Hermoso sueño el de Lenin. Sobre todo, para él.

Para mí, la URSS queda quintaesenciada en el gesto de Nikolai Ivanovitch Bujarin la mañana que la NKVD fue a buscarlo a su casa para detenerlo, tal y como lo cuenta su segunda esposa, Anna Milhailova Larina, en su libro de memorias Lo inolvidable. Cuando fue detenido, Bujarin acumulaba ya varias semanas de comparecencias en el Comité Central del PCUS, donde había sido objeto de burlas y acusaciones a gritos por parte de la patota entonces habitual de Stalin, los Kaganovitch, los Molotov, pero también, por ejemplo, Yuri Leodinovich Piatakov, quien se destacó entre las voces que lo interrumpían para apelarlo de rata, de tío mierda, de mentiroso; tan sólo para ser acusado poco después de conspirar con los nazis y ser, él también, fusilado.

El día que la policía secreta se presentó en la conocida como Casa del Gobierno, el gran complejo de viviendas donde vivía el gotha comunista, para detener a Bujarin, éste le dio un último abrazo a su hijo Yuri, tan pequeño que apenas entendía nada, y le pidió perdón. Le pidió perdón por haber destrozado su vida, pues él sabía bien que el comunismo no se contentaría con acabar con él. Eso es la URSS. Esposas, esposos, hijos, amigos, nietos, respondiendo con sus vidas por las faltas que sus maridos, mujeres, padres o abuelos cometieron; con el agravante de que ni siquiera las cometieron o, si las cometieron por ser opositores, lo que hicieron no fue sino pedir lo que los comunistas de fuera de la URSS estaban pidiendo a gritos en esos momentos.

Anna Larina cuenta en su libro que, inmediatamente después de la detención de su marido, la policía secreta se presentó en el apartamento para registrarlo. Lo pusieron todo patas arriba y, pasado un tiempo, Larina pasó por la cocina y se encontró allí a los policías, unos ocho, sentados en el suelo. Habían parado para comer, habían extendido un papel de periódico en el suelo, y allí habían colocado unas tajadas de jamón, que probablemente eran de los propios Bujarin.

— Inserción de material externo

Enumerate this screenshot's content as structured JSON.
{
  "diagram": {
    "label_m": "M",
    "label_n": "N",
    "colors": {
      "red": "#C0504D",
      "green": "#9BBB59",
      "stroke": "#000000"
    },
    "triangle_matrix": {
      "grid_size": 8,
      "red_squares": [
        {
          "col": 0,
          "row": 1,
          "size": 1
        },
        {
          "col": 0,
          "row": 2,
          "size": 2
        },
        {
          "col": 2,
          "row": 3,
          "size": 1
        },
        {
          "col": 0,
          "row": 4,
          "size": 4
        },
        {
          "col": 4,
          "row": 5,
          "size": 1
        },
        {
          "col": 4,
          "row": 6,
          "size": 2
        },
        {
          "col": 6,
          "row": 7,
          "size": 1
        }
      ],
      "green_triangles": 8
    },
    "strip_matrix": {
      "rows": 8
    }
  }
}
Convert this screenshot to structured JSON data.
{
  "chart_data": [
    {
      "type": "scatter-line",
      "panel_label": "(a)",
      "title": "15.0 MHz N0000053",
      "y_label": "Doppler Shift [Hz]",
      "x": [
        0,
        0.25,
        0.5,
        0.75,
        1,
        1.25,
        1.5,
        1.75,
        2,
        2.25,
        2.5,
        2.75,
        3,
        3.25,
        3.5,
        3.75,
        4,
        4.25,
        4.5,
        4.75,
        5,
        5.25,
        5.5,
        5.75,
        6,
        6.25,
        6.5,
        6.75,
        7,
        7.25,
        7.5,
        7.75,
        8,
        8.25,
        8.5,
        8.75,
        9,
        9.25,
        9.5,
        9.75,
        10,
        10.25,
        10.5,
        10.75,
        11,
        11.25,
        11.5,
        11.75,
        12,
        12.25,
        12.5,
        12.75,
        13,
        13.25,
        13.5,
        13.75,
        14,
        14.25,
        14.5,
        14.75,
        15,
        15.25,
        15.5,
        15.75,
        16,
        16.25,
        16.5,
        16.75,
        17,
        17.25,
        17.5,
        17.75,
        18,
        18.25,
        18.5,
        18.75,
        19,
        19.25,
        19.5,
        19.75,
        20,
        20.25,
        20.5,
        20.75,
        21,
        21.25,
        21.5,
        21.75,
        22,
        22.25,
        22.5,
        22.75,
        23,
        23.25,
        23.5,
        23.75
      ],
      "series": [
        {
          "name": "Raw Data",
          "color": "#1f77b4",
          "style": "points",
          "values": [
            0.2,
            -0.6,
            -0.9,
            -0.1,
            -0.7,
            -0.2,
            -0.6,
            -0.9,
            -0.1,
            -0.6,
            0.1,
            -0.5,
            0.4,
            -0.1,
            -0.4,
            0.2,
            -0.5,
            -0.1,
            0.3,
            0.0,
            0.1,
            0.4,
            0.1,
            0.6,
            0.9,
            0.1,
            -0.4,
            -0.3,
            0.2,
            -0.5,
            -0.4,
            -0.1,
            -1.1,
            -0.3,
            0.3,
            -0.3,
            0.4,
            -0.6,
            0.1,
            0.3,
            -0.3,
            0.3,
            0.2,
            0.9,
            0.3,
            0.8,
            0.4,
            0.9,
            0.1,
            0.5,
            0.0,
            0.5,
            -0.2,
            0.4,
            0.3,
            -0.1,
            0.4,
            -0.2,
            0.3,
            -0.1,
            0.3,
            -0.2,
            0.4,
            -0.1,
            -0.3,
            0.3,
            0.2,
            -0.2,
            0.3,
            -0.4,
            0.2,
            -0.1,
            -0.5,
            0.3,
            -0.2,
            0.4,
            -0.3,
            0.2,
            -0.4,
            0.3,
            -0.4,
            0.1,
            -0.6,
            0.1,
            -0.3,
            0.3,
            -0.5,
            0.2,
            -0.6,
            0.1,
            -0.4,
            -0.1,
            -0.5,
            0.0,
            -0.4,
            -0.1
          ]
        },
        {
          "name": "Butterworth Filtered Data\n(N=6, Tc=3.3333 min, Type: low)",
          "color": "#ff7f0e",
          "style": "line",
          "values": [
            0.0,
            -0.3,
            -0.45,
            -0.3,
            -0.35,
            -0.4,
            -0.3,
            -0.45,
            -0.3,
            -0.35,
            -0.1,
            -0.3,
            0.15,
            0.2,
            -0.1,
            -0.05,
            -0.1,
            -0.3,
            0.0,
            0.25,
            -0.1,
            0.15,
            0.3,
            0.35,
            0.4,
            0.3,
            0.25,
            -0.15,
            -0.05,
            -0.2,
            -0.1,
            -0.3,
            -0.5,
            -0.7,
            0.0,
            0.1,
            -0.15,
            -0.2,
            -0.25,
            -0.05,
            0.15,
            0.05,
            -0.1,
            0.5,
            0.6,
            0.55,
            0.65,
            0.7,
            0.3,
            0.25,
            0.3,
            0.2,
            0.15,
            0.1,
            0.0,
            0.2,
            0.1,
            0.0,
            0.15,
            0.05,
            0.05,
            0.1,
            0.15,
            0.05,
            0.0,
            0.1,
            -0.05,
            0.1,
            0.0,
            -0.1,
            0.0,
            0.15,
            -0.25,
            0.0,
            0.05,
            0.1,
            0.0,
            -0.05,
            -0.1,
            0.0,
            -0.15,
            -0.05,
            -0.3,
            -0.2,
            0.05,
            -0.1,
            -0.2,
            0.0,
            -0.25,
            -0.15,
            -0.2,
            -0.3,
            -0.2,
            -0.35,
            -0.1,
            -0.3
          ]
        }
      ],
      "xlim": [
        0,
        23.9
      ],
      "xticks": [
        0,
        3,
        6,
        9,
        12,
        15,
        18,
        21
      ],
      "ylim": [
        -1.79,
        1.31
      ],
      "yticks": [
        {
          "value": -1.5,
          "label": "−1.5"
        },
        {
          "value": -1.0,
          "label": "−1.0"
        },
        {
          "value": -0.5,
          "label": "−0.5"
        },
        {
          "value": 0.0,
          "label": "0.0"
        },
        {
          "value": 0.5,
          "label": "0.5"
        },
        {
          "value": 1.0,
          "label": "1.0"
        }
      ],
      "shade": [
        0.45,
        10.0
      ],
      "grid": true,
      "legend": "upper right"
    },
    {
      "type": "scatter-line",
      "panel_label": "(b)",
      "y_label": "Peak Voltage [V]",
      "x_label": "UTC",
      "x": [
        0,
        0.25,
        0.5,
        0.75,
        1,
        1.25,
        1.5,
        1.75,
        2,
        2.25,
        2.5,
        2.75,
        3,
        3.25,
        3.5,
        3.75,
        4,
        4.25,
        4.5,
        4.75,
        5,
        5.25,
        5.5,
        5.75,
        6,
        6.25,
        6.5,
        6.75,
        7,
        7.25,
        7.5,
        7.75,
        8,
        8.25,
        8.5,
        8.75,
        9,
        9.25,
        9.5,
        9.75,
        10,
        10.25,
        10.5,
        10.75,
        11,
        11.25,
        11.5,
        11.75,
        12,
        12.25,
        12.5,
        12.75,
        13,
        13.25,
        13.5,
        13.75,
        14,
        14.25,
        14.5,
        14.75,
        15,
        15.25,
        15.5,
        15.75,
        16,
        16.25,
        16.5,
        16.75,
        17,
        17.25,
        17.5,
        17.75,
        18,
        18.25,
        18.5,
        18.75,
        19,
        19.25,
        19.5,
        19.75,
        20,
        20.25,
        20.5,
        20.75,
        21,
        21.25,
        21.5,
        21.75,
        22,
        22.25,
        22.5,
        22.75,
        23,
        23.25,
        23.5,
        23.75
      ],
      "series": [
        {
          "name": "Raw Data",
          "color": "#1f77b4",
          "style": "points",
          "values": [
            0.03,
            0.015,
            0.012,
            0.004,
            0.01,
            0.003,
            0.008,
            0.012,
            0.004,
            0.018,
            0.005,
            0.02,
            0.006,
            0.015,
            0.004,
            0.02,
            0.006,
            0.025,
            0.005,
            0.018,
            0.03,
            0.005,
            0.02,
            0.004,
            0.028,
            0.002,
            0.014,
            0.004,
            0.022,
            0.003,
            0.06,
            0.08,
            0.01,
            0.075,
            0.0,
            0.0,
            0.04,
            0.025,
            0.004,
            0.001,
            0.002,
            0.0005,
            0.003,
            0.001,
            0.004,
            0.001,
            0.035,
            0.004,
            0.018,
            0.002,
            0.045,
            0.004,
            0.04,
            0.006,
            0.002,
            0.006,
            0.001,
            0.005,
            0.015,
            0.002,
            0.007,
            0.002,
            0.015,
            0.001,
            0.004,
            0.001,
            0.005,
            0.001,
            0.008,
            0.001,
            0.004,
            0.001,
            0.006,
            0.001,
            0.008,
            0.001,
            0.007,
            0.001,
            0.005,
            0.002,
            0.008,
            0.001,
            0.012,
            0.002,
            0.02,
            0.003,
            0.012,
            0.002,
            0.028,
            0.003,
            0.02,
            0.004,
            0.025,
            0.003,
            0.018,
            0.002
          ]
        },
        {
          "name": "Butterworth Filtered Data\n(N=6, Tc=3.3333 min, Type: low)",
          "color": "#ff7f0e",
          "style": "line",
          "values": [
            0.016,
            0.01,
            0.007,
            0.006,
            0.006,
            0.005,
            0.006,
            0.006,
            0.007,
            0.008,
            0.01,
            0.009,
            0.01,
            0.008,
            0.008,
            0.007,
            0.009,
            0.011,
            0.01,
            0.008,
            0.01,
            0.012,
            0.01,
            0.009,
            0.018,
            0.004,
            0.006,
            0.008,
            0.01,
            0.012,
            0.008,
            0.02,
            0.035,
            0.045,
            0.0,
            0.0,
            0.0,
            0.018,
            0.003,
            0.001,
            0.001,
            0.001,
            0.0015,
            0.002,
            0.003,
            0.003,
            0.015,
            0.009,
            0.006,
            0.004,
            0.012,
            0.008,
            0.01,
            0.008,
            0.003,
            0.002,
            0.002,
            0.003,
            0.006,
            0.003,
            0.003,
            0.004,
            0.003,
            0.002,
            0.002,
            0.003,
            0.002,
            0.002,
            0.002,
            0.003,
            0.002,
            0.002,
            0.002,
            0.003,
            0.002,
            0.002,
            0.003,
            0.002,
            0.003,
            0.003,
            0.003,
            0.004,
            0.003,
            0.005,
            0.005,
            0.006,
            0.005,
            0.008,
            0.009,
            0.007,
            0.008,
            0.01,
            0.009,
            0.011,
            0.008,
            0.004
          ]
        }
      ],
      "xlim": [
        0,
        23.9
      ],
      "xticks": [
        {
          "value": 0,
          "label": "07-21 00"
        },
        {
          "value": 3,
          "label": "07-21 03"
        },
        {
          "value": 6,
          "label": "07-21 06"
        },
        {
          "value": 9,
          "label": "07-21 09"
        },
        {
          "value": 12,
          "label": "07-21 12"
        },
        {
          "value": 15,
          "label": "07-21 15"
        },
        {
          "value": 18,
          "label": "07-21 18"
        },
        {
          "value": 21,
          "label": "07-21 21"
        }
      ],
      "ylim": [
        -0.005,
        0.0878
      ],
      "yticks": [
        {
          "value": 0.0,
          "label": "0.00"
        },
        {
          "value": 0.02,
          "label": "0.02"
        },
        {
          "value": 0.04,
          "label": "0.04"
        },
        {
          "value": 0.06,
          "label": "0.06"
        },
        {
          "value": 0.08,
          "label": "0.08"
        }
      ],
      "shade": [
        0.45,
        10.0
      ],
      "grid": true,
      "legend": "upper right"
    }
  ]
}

Estaban sentados, comiendo, charlando, riendo; como una partida de albañiles que estuviera cambiando las cañerías de la casa y hubiera parado para descansar. Para ellos, pues, haberse llevado a un hombre hacia el paredón, haber destrozado la vida de su familia, haber provocado la locura de su padre (profesor de matemáticas, desde entonces no hizo otra cosa que escribir compulsivamente fórmulas matemáticas sin orden ni concierto), haber hundido el destino de su detenido en un manto de silencio que duraría décadas; para ellos, digo, hacer eso era un acto cotidiano; una más de las cosas que se hacían, cada día, en la Unión de Repúblicas Socialistas Soviéticas.

Pero, eso sí, luego hay que ver cómo contertulios de dudosa cultura se echan las manos a la cabeza en la televisión, en la radio, porque resulte que los regímenes políticos en Polonia, en Hungría, sean ultraconservadores. Yo, sinceramente, creo que estamos a punto de colapsar bajo el peso de tanto tontopollas.